I would like to maintain the current hyperparameters, as they provide the best performance. Therefore, I am looking for any tricks or settings that can make the RTX 4090 behave more like the RTX A6000 environment to achieve consistent results. Here are the details of my setup:
RTX4090
| NVIDIA-SMI 545.23.08 Driver Version: 545.23.08 CUDA Version: 12.3 |
|-----------------------------------------+----------------------+----------------------+
| GPU Name Persistence-M | Bus-Id Disp.A | Volatile Uncorr. ECC |
| Fan Temp Perf Pwr:Usage/Cap | Memory-Usage | GPU-Util Compute M. |
| | | MIG M. |
|=========================================+======================+======================|
| 0 NVIDIA GeForce RTX 4090 On | 00000000:26:00.0 Off | Off |
| 30% 22C P8 12W / 450W | 17MiB / 24564MiB | 0% Default |
| | | N/A |
+-----------------------------------------+----------------------+----------------------+
+---------------------------------------------------------------------------------------+
| Processes: |
| GPU GI CI PID Type Process name GPU Memory |
| ID ID Usage |
|=======================================================================================|
| 0 N/A N/A 426218 G /usr/lib/xorg/Xorg 4MiB |
+---------------------------------------------------------------------------------------+
RTXA6000
| NVIDIA-SMI 545.23.08 Driver Version: 545.23.08 CUDA Version: 12.3 |
|-----------------------------------------+----------------------+----------------------+
| GPU Name Persistence-M | Bus-Id Disp.A | Volatile Uncorr. ECC |
| Fan Temp Perf Pwr:Usage/Cap | Memory-Usage | GPU-Util Compute M. |
| | | MIG M. |
|=========================================+======================+======================|
| 0 NVIDIA RTX A6000 On | 00000000:24:00.0 Off | Off |
| 30% 22C P8 25W / 300W | 12MiB / 49140MiB | 0% Default |
| | | N/A |
+-----------------------------------------+----------------------+----------------------+
+---------------------------------------------------------------------------------------+
| Processes: |
| GPU GI CI PID Type Process name GPU Memory |
| ID ID Usage |
|=======================================================================================|
| 0 N/A N/A 7388 G /usr/lib/xorg/Xorg 4MiB |
+---------------------------------------------------------------------------------------+
So far I've tried setting:
import os
import torch
os.environ["CUBLAS_WORKSPACE_CONFIG"] = ":4096:8"

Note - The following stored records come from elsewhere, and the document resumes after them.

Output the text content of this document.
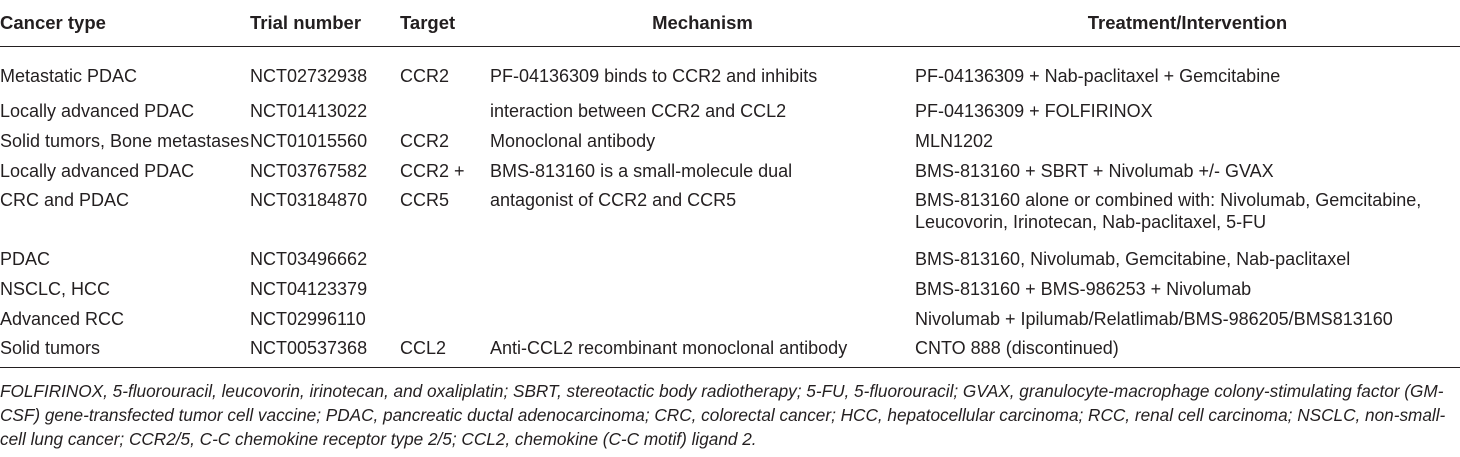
Cancer type	Trial number	Target	Mechanism	Treatment/Intervention

Metastatic PDAC	NCT02732938	CCR2	PF-04136309 binds to CCR2 and inhibits	PF-04136309 + Nab-paclitaxel + Gemcitabine

Locally advanced PDAC	NCT01413022		interaction between CCR2 and CCL2	PF-04136309 + FOLFIRINOX

Solid tumors, Bone metastases	NCT01015560	CCR2	Monoclonal antibody	MLN1202

Locally advanced PDAC	NCT03767582	CCR2 +	BMS-813160 is a small-molecule dual	BMS-813160 + SBRT + Nivolumab +/- GVAX

CRC and PDAC	NCT03184870	CCR5	antagonist of CCR2 and CCR5	BMS-813160 alone or combined with: Nivolumab, Gemcitabine, Leucovorin, Irinotecan, Nab-paclitaxel, 5-FU

PDAC	NCT03496662			BMS-813160, Nivolumab, Gemcitabine, Nab-paclitaxel

NSCLC, HCC	NCT04123379			BMS-813160 + BMS-986253 + Nivolumab

Advanced RCC	NCT02996110			Nivolumab + Ipilumab/Relatlimab/BMS-986205/BMS813160

Solid tumors	NCT00537368	CCL2	Anti-CCL2 recombinant monoclonal antibody	CNTO 888 (discontinued)

FOLFIRINOX, 5-fluorouracil, leucovorin, irinotecan, and oxaliplatin; SBRT, stereotactic body radiotherapy; 5-FU, 5-fluorouracil; GVAX, granulocyte-macrophage colony-stimulating factor (GM-CSF) gene-transfected tumor cell vaccine; PDAC, pancreatic ductal adenocarcinoma; CRC, colorectal cancer; HCC, hepatocellular carcinoma; RCC, renal cell carcinoma; NSCLC, non-small-cell lung cancer; CCR2/5, C-C chemokine receptor type 2/5; CCL2, chemokine (C-C motif) ligand 2.
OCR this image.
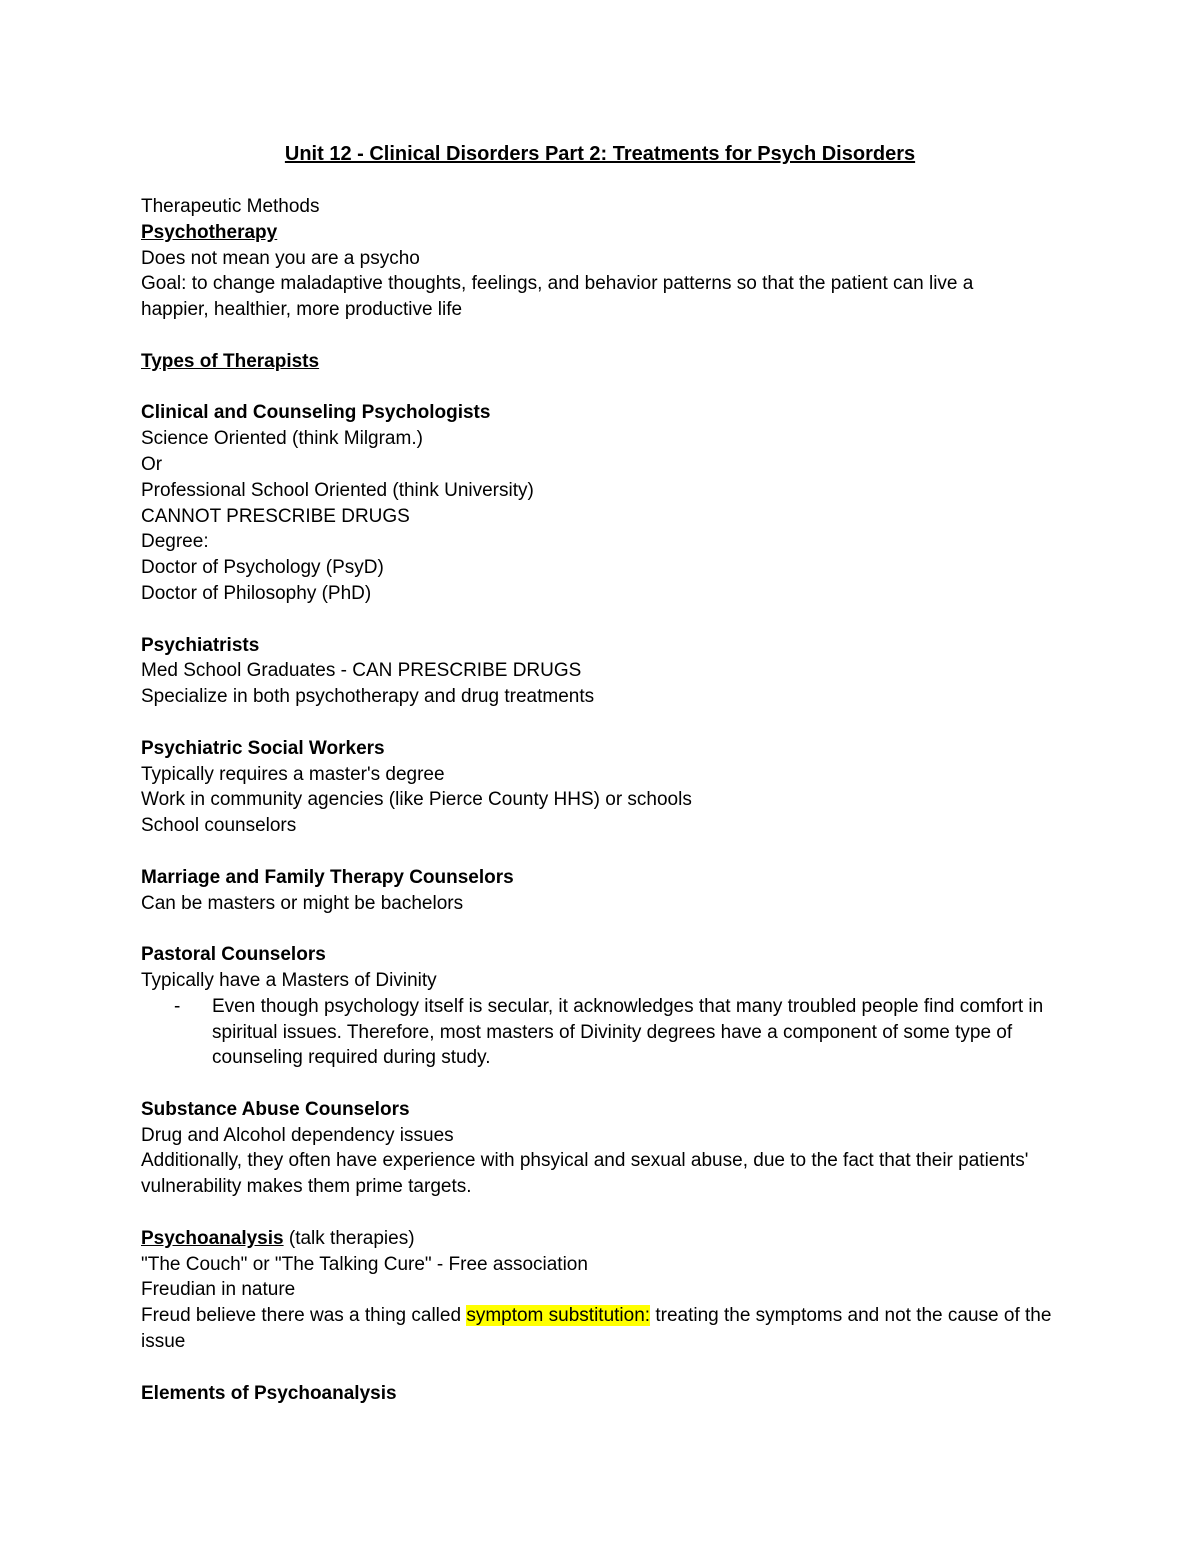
Unit 12 - Clinical Disorders Part 2: Treatments for Psych Disorders
Therapeutic Methods
Psychotherapy
Does not mean you are a psycho
Goal: to change maladaptive thoughts, feelings, and behavior patterns so that the patient can live a happier, healthier, more productive life
Types of Therapists
Clinical and Counseling Psychologists
Science Oriented (think Milgram.)
Or
Professional School Oriented (think University)
CANNOT PRESCRIBE DRUGS
Degree:
Doctor of Psychology (PsyD)
Doctor of Philosophy (PhD)
Psychiatrists
Med School Graduates - CAN PRESCRIBE DRUGS
Specialize in both psychotherapy and drug treatments
Psychiatric Social Workers
Typically requires a master's degree
Work in community agencies (like Pierce County HHS) or schools
School counselors
Marriage and Family Therapy Counselors
Can be masters or might be bachelors
Pastoral Counselors
Typically have a Masters of Divinity
-	Even though psychology itself is secular, it acknowledges that many troubled people find comfort in spiritual issues. Therefore, most masters of Divinity degrees have a component of some type of counseling required during study.
Substance Abuse Counselors
Drug and Alcohol dependency issues
Additionally, they often have experience with phsyical and sexual abuse, due to the fact that their patients' vulnerability makes them prime targets.
Psychoanalysis (talk therapies)
"The Couch" or "The Talking Cure" - Free association
Freudian in nature
Freud believe there was a thing called symptom substitution: treating the symptoms and not the cause of the issue
Elements of Psychoanalysis
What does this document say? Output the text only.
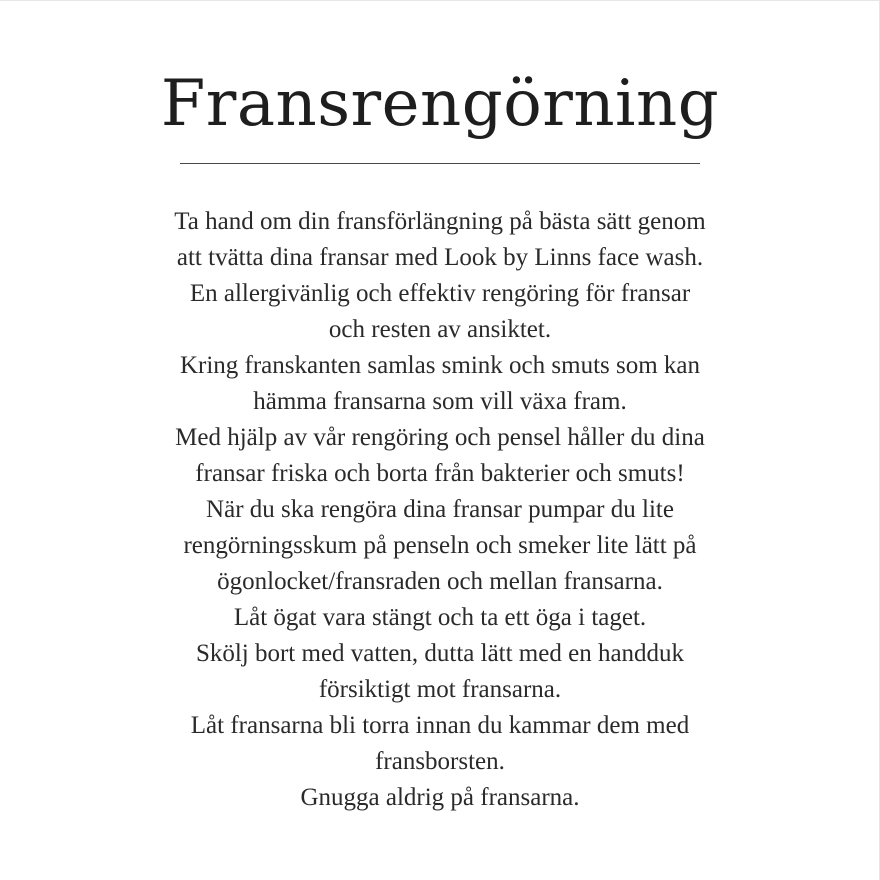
Fransrengörning
Ta hand om din fransförlängning på bästa sätt genom
att tvätta dina fransar med Look by Linns face wash.
En allergivänlig och effektiv rengöring för fransar
och resten av ansiktet.
Kring franskanten samlas smink och smuts som kan
hämma fransarna som vill växa fram.
Med hjälp av vår rengöring och pensel håller du dina
fransar friska och borta från bakterier och smuts!
När du ska rengöra dina fransar pumpar du lite
rengörningsskum på penseln och smeker lite lätt på
ögonlocket/fransraden och mellan fransarna.
Låt ögat vara stängt och ta ett öga i taget.
Skölj bort med vatten, dutta lätt med en handduk
försiktigt mot fransarna.
Låt fransarna bli torra innan du kammar dem med
fransborsten.
Gnugga aldrig på fransarna.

torch.backends.cuda.matmul.allow_tf32 = False
torch.set_default_dtype(torch.float32)
torch.backends.cudnn.deterministic = True
torch.backends.cudnn.benchmark = False
I've also tried using
torch.use_deterministic_algorithms(True)
, but it raise the error
File "/path/mamba_ssm/ops/triton/ssd_chunk_state.py", line 845, in _chunk_state_bwd_db
torch.cumsum(ddA_cumsum, dim=-1, out=ddA_cumsum)
RuntimeError: cumsum_cuda_kernel does not have a deterministic implementation, but you set 'torch.use_deterministic_algorithms(True)'. You can turn off determinism just for this operation, or you can use the 'warn_only=True' option, if that's acceptable for your application. You can also file an issue at https://github.com/pytorch/pytorch/issues to help us prioritize adding deterministic support for this operation.
Any help is appreciated.
Although you can, and should, try to replicate your experimental setup exactly on both GPUs by doing e.g.
import torch
import numpy as np
import random
seed = 42
random.seed(seed)
np.random.seed(seed)
torch.manual_seed(seed)
torch.cuda.manual_seed_all(seed)
torch.backends.cudnn.deterministic = True
torch.backends.cudnn.benchmark = False
The GPUs you mention have different architectures, which affects things such as floating point arithmetic, rounding, etc... Achieving bit-for-bit determinism across different GPU architectures is EXTREMELY hard, if not completely impossible. In my experience, training a model on an a100 vs v100 for example with the same hyperparameters, seeds, etc... can and more often than not will yield different results.
In order for you to run experiments that require you to compare performance of models, like for example ablation studies, you MUST train all the models on the same hardware. If not, there is no way for you to make any reliable conclusion about your results.
That being said, it is still important to set seeds so that running an experiment on the same hardware always yields the same results.